BATON ROUGE, La. (AP) — A deputy city marshal charged with murder after a police body camera captured a 6-year-old boy's fatal shooting is asking a Louisiana judge to throw out his indictment, saying he acted in self-defense by opening fire on a car driven by the boy's father.
Prosecutors from Attorney General Jeff Landry's office said the video shows two deputy marshals firing from "a safe distance" as Christopher Few's car was backing away from them. "Perhaps most important, it shows Few with his hands in the air pleading for the officers to stop firing. They did not," prosecutors wrote in a filing this week.
But Derrick Stafford's attorneys say the video recording lacks audio for the first 27 seconds, making it impossible to determine if Stafford started shooting before or after Few raised his hands inside the car. Neither deputy knew that Few's son, Jeremy Mardis, was strapped in the front seat until after they stopped shooting, Stafford's attorneys added.

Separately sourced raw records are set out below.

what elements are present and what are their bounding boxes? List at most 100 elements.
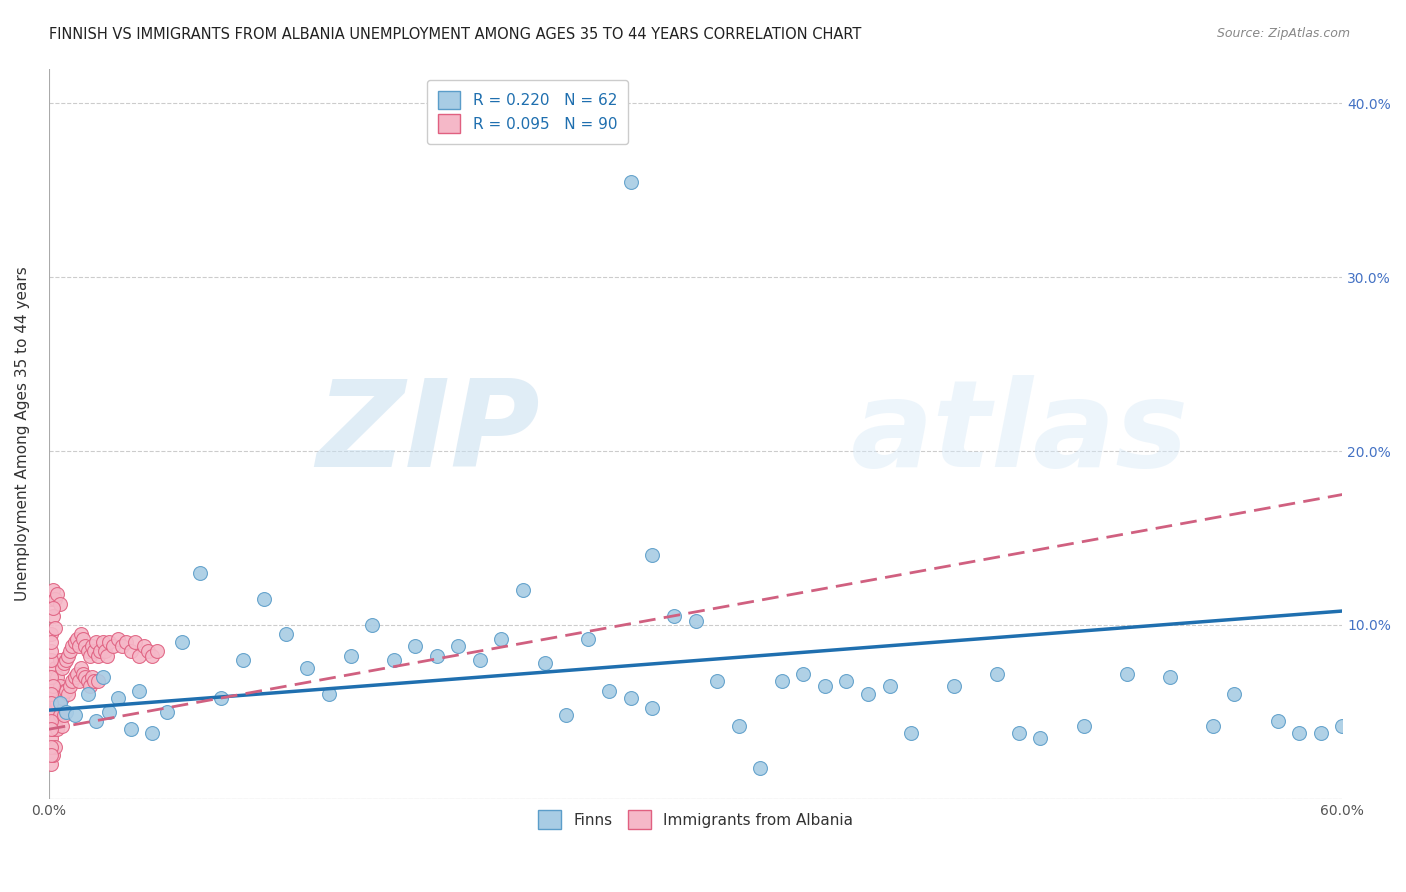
Point — [79, 679, 101, 693]
Point — [56, 688, 79, 702]
Point — [39, 714, 62, 728]
Point — [447, 639, 470, 653]
Point — [62, 673, 84, 688]
Point — [87, 673, 110, 688]
Point — [641, 701, 664, 715]
Point — [39, 731, 62, 745]
Point — [48, 708, 70, 723]
Point — [1029, 731, 1052, 745]
Point — [72, 666, 94, 681]
Point — [42, 583, 65, 598]
Point — [79, 649, 101, 664]
Point — [576, 632, 599, 646]
Point — [1073, 719, 1095, 733]
Point — [39, 705, 62, 719]
Point — [124, 635, 146, 649]
Point — [297, 661, 319, 675]
Point — [685, 615, 707, 629]
Point — [46, 670, 69, 684]
Point — [83, 673, 105, 688]
Point — [39, 591, 62, 606]
Point — [468, 653, 491, 667]
Point — [48, 696, 70, 710]
Point — [1223, 688, 1246, 702]
Point — [39, 688, 62, 702]
Point — [382, 653, 405, 667]
Point — [80, 670, 103, 684]
Point — [188, 566, 211, 580]
Point — [107, 632, 129, 646]
Point — [39, 723, 62, 737]
Point — [879, 679, 901, 693]
Point — [44, 714, 66, 728]
Point — [75, 639, 97, 653]
Point — [70, 661, 93, 675]
Point — [44, 622, 66, 636]
Point — [44, 591, 66, 606]
Point — [232, 653, 254, 667]
Point — [94, 644, 117, 658]
Point — [145, 644, 167, 658]
Point — [900, 725, 922, 739]
Point — [39, 670, 62, 684]
Point — [42, 679, 65, 693]
Point — [51, 661, 73, 675]
Point — [107, 690, 129, 705]
Point — [72, 632, 94, 646]
Point — [42, 679, 65, 693]
Point — [361, 618, 384, 632]
Point — [42, 705, 65, 719]
Point — [555, 708, 578, 723]
Point — [318, 688, 340, 702]
Point — [39, 757, 62, 772]
Text: Source: ZipAtlas.com: Source: ZipAtlas.com — [1216, 27, 1350, 40]
Point — [87, 649, 110, 664]
Point — [59, 679, 82, 693]
Point — [404, 639, 426, 653]
Point — [274, 626, 297, 640]
Point — [620, 690, 643, 705]
Point — [533, 656, 555, 670]
Point — [91, 635, 114, 649]
Point — [89, 644, 111, 658]
Point — [641, 549, 664, 563]
Point — [51, 719, 73, 733]
Point — [128, 649, 150, 664]
Point — [1288, 725, 1310, 739]
Legend: Finns, Immigrants from Albania: Finns, Immigrants from Albania — [531, 805, 859, 835]
Point — [84, 714, 107, 728]
Point — [96, 649, 118, 664]
Point — [662, 609, 685, 624]
Point — [792, 666, 814, 681]
Point — [63, 670, 86, 684]
Point — [98, 705, 121, 719]
Point — [46, 723, 69, 737]
Point — [39, 739, 62, 754]
Point — [120, 644, 142, 658]
Point — [103, 639, 125, 653]
Text: ZIP: ZIP — [316, 376, 540, 492]
Point — [84, 635, 107, 649]
Point — [115, 635, 138, 649]
Point — [1331, 719, 1354, 733]
Point — [1267, 714, 1289, 728]
Point — [39, 748, 62, 763]
Text: FINNISH VS IMMIGRANTS FROM ALBANIA UNEMPLOYMENT AMONG AGES 35 TO 44 YEARS CORREL: FINNISH VS IMMIGRANTS FROM ALBANIA UNEMP… — [49, 27, 862, 42]
Point — [98, 635, 121, 649]
Point — [132, 639, 155, 653]
Point — [749, 760, 772, 774]
Point — [156, 705, 179, 719]
Point — [42, 600, 65, 615]
Point — [44, 688, 66, 702]
Point — [51, 690, 73, 705]
Point — [67, 673, 90, 688]
Point — [63, 635, 86, 649]
Point — [727, 719, 749, 733]
Point — [56, 649, 79, 664]
Point — [66, 632, 89, 646]
Point — [62, 639, 84, 653]
Point — [80, 639, 103, 653]
Point — [75, 670, 97, 684]
Point — [42, 723, 65, 737]
Point — [141, 725, 163, 739]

Stafford's lawyers claim Few ignored officers' commands to stop and rammed into a vehicle that another deputy marshal, Norris Greenhouse Jr., was exiting.
Stafford and Greenhouse drew their weapons after the "aggressive actions" of Few, who drove forward and then backed the car toward the officers again, Stafford's attorneys said.
"At this point, Stafford, out of fear for his life and that of his fellow officers, began shooting at the vehicle to prevent any further actions by Few which would put the officers in imminent danger," they wrote.
State District Court Judge William Bennett is scheduled to hear arguments Wednesday on Stafford's motion to quash his indictment.
"A review of the indictment by the court would show that the state does not state any allegations of fact that would satisfy the essential element of specific intent for the offenses charged whereby trier of fact could support a conviction," Stafford's attorneys wrote.
State Police have said the deputies opened fire on Few's car after a pursuit joined by a third deputy marshal and Marksville Police Sgt. Kenneth Parnell III. A police report says video from Parnell's body camera shows Few's empty hands were raised and visible inside the vehicle when gunfire erupted. The video hasn't been publicly released.
Stafford and Greenhouse await separate trials on second-degree murder and attempted second-degree murder charges. Few was critically wounded in the shooting.
Stafford, a Marksville police lieutenant, and Greenhouse, a former Marksville police officer, were moonlighting as deputy marshals on the night of the Nov. 3, 2015, shooting.
Stafford's trial is scheduled to start Nov. 28; Greenhouse has a March 13, 2017, trial date.
However, in another court filing this week, Stafford's attorneys asked Bennett to consolidate the cases for a single trial.